Japanese telephone giant funds research on Asian finance

The University Record, February 6, 1996

Japanese telephone giant funds research on Asian finance

By Keith Decie
Business School

The Nippon Telephone and Telegraph Co. (NTT), one of the largest companies in Japan and a global force in telecommunications, is marking the 10th anniversary of its privatization with a $1.5 million gift to the Business School. The money will support a program that will have a presence in both Tokyo and Ann Arbor, and will increase the amount of Michigan research on Asian finance and economics as well as bring professors from leading universities in Asia to teach on these subjects at the Business School.

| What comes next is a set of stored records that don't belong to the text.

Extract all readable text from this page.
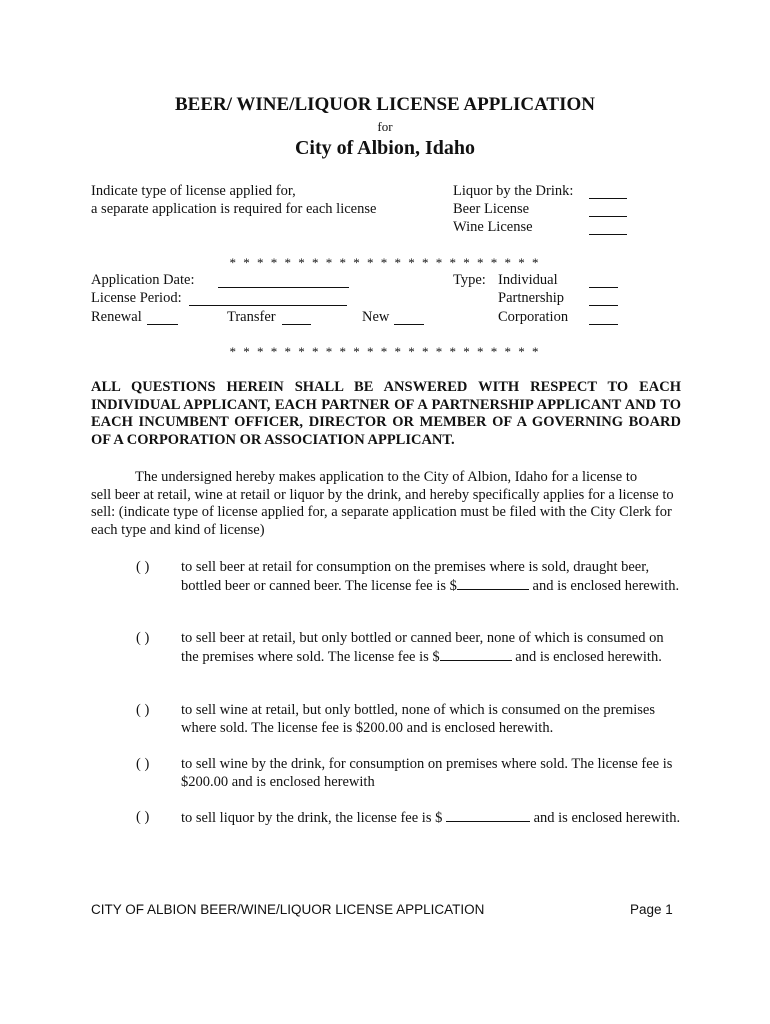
BEER/ WINE/LIQUOR LICENSE APPLICATION
for
City of Albion, Idaho
Indicate type of license applied for,
a separate application is required for each license
Liquor by the Drink:
Beer License
Wine License
* * * * * * * * * * * * * * * * * * * * * * *
Application Date:
License Period:
Renewal	Transfer	New
Type: Individual
Partnership
Corporation
* * * * * * * * * * * * * * * * * * * * * * *
ALL QUESTIONS HEREIN SHALL BE ANSWERED WITH RESPECT TO EACH INDIVIDUAL APPLICANT, EACH PARTNER OF A PARTNERSHIP APPLICANT AND TO EACH INCUMBENT OFFICER, DIRECTOR OR MEMBER OF A GOVERNING BOARD OF A CORPORATION OR ASSOCIATION APPLICANT.
The undersigned hereby makes application to the City of Albion, Idaho for a license to
sell beer at retail, wine at retail or liquor by the drink, and hereby specifically applies for a license to sell: (indicate type of license applied for, a separate application must be filed with the City Clerk for each type and kind of license)
( ) to sell beer at retail for consumption on the premises where is sold, draught beer, bottled beer or canned beer. The license fee is $	and is enclosed herewith.
( ) to sell beer at retail, but only bottled or canned beer, none of which is consumed on the premises where sold. The license fee is $	and is enclosed herewith.
( ) to sell wine at retail, but only bottled, none of which is consumed on the premises where sold. The license fee is $200.00 and is enclosed herewith.
( ) to sell wine by the drink, for consumption on premises where sold. The license fee is $200.00 and is enclosed herewith
( ) to sell liquor by the drink, the license fee is $	and is enclosed herewith.
CITY OF ALBION BEER/WINE/LIQUOR LICENSE APPLICATION	Page 1
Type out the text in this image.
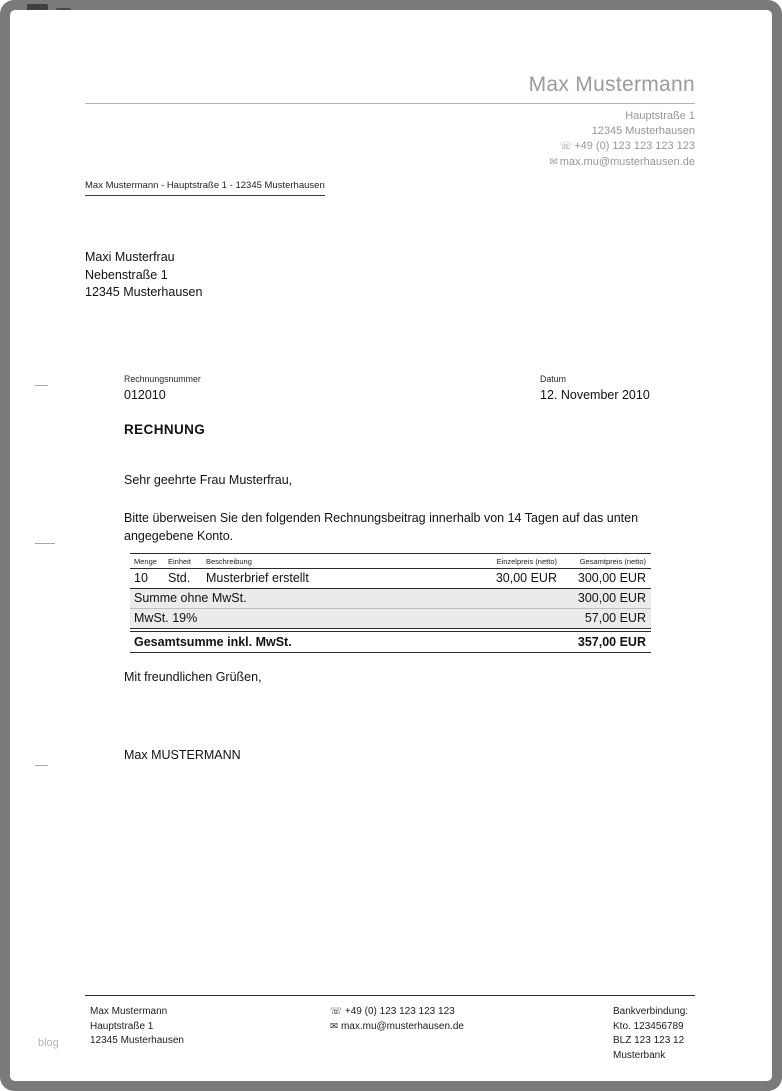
Max Mustermann
Hauptstraße 1
12345 Musterhausen
☏ +49 (0) 123 123 123 123
✉ max.mu@musterhausen.de
Max Mustermann - Hauptstraße 1 - 12345 Musterhausen
Maxi Musterfrau
Nebenstraße 1
12345 Musterhausen
Rechnungsnummer
012010
Datum
12. November 2010
RECHNUNG
Sehr geehrte Frau Musterfrau,
Bitte überweisen Sie den folgenden Rechnungsbeitrag innerhalb von 14 Tagen auf das unten angegebene Konto.
Menge	Einheit	Beschreibung	Einzelpreis (netto)	Gesamtpreis (netto)
10	Std.	Musterbrief erstellt	30,00 EUR	300,00 EUR
Summe ohne MwSt.	300,00 EUR
MwSt. 19%	57,00 EUR
Gesamtsumme inkl. MwSt.	357,00 EUR
Mit freundlichen Grüßen,
Max MUSTERMANN
Max Mustermann
Hauptstraße 1
12345 Musterhausen
☏ +49 (0) 123 123 123 123
✉ max.mu@musterhausen.de
Bankverbindung:
Kto. 123456789
BLZ 123 123 12
Musterbank
blog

“The Asian economies are the fastest-growing in the world, but the amount of research on the economies of that part of the world is disproportionately small,” says finance Prof. E. Han Kim, who will direct the new NTT program. “It’s no secret that Asian finance and economics is different from the U.S., and American companies and the future business leaders we teach at Michigan have to understand those differences much better in order to be successful in the global arena.”

The NTT program adds to the Business School’s considerable portfolio of programs on Asian business, including the Mitsui Life Financial Research Center, which studies Pacific Basin financial markets and also is directed by Kim.

Kim, whose work is well-known worldwide, played a key role in bringing the NTT gift to the Business School. He will co-direct the NTT program with Takaaki Wakasugi of the University of Tokyo. Wakasugi is one of the most prominent finance experts in Japan. He is a frequent contributor to Japan’s major newspapers and serves on advisory boards for the Japanese Ministry of Finance as well as the country’s Postal and Telecommunications Ministry.

The NTT grant will support a research fellowship and a one-year visiting professorship for scholars from top Asian universities in alternating years. The program will start off its first year in fall 1996 with its first research fellowship.

“While there is an increased appreciation for the differences in the practices, institutions and legal structures between the U.S. and Asia, and for the differences among the Asian countries, there is insufficient understanding of those differences and how to work effectively in those systems,” Kim says.

“Being an important part of NTT’s celebration of its first decade of privatization is an honor for the School and we are deeply grateful for this gift,” says Dean B. Joseph White. “Our stature in Asia puts us in a position where we can contribute not only toward improving Japan’s understanding of Asian economies but also producing the knowledge and doing the teaching that will make American companies more competitive.”